By Timothy Jost
Health Affairs Blog, February 18, 2012
On December 16, 2011, the Department of Health and Human Services issued a bulletin describing the approach that it intended to take to defining the essential health benefits (EHB) that individual (nongroup) and small group plans must cover under the Affordable Care Act.
The EHB bulletin raised a host of questions as to how this approach would work. On February 17, 2012, HHS issued guidance in the form of an FAQ (frequently asked questions) addressing some of these questions. This post will discuss this FAQ.
Summing up:
The FAQ do go some distance toward clarifying a number of the issues left open by the initial bulletin, in particular how plan flexibility will (and will not) work, that states will not establish a new EHB every year, and that a state’s commercial plan EHB need not apply to Medicaid. The approach selected by HHS will allow states to maintain their coverage mandates (or at least those that apply to the small group market) until 2016, but will preclude the addition of new mandates. It is still hard to imagine how this is all going to work out in practice, however, and more to the point how plan compliance will ever be monitored, given the ability of plans to substitute services within categories. One must wonder whether in the end it might not have been more straightforward simply to come up with a federal menu of services.

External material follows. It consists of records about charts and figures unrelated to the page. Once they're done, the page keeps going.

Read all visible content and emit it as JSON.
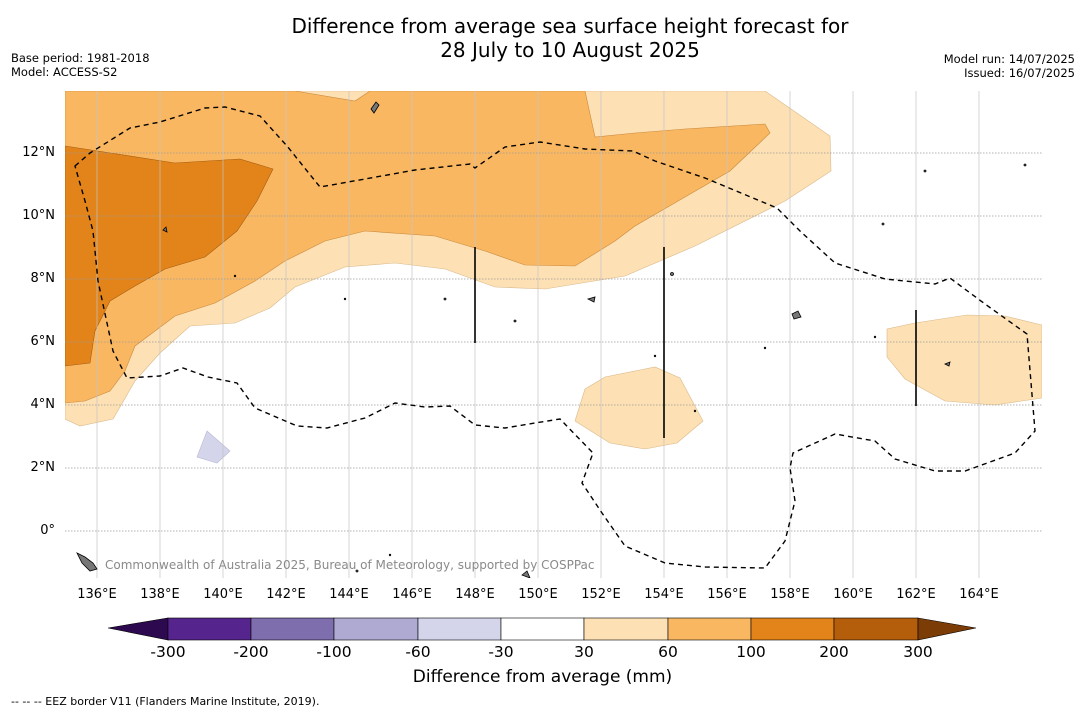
{
  "title_line1": "Difference from average sea surface height forecast for",
  "title_line2": "28 July to 10 August 2025",
  "base_period": "Base period: 1981-2018",
  "model": "Model: ACCESS-S2",
  "model_run": "Model run: 14/07/2025",
  "issued": "Issued: 16/07/2025",
  "map": {
    "lat_labels": [
      "12°N",
      "10°N",
      "8°N",
      "6°N",
      "4°N",
      "2°N",
      "0°"
    ],
    "lon_labels": [
      "136°E",
      "138°E",
      "140°E",
      "142°E",
      "144°E",
      "146°E",
      "148°E",
      "150°E",
      "152°E",
      "154°E",
      "156°E",
      "158°E",
      "160°E",
      "162°E",
      "164°E"
    ],
    "copyright": "Commonwealth of Australia 2025, Bureau of Meteorology, supported by COSPPac"
  },
  "colorbar": {
    "title": "Difference from average (mm)",
    "tick_labels": [
      "-300",
      "-200",
      "-100",
      "-60",
      "-30",
      "30",
      "60",
      "100",
      "200",
      "300"
    ],
    "colors": [
      "#2d0a4f",
      "#55258d",
      "#7e6eae",
      "#aeaad2",
      "#d4d5ea",
      "#ffffff",
      "#fde0b4",
      "#fab762",
      "#e2841a",
      "#b45e0c",
      "#7c3c06"
    ]
  },
  "footer": "--  --  -- EEZ border V11 (Flanders Marine Institute, 2019)."
}
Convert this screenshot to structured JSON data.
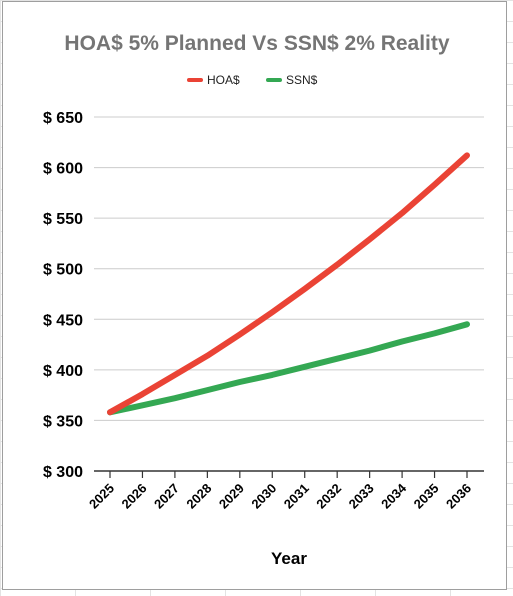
{
  "chart_data": {
    "type": "line",
    "title": "HOA$ 5% Planned Vs SSN$ 2% Reality",
    "xlabel": "Year",
    "ylabel": "",
    "categories": [
      "2025",
      "2026",
      "2027",
      "2028",
      "2029",
      "2030",
      "2031",
      "2032",
      "2033",
      "2034",
      "2035",
      "2036"
    ],
    "ylim": [
      300,
      650
    ],
    "yticks": [
      300,
      350,
      400,
      450,
      500,
      550,
      600,
      650
    ],
    "ytick_labels": [
      "$ 300",
      "$ 350",
      "$ 400",
      "$ 450",
      "$ 500",
      "$ 550",
      "$ 600",
      "$ 650"
    ],
    "grid": "horizontal",
    "legend": "top-center",
    "series": [
      {
        "name": "HOA$",
        "color": "#ea4335",
        "values": [
          358,
          376,
          395,
          414,
          435,
          457,
          480,
          504,
          529,
          555,
          583,
          612
        ]
      },
      {
        "name": "SSN$",
        "color": "#34a853",
        "values": [
          358,
          365,
          372,
          380,
          388,
          395,
          403,
          411,
          419,
          428,
          436,
          445
        ]
      }
    ]
  }
}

CMS – FAQs on essential health benefits:
http://cciio.cms.gov/resources/files/Files2/02172012/ehb-faq-508.pdf
Comment:
By Don McCanne, MD
Being the fine gentleman he is, Professor Jost politely states, “One must wonder whether in the end it might not have been more straightforward simply to come up with a federal menu of services.”
You don’t have to wonder. Not only should we have a national standard calling for comprehensive benefits for everyone, we also should have simplified the financing system to make it more equitable and much more efficient so that health care would be accessible and affordable for everyone.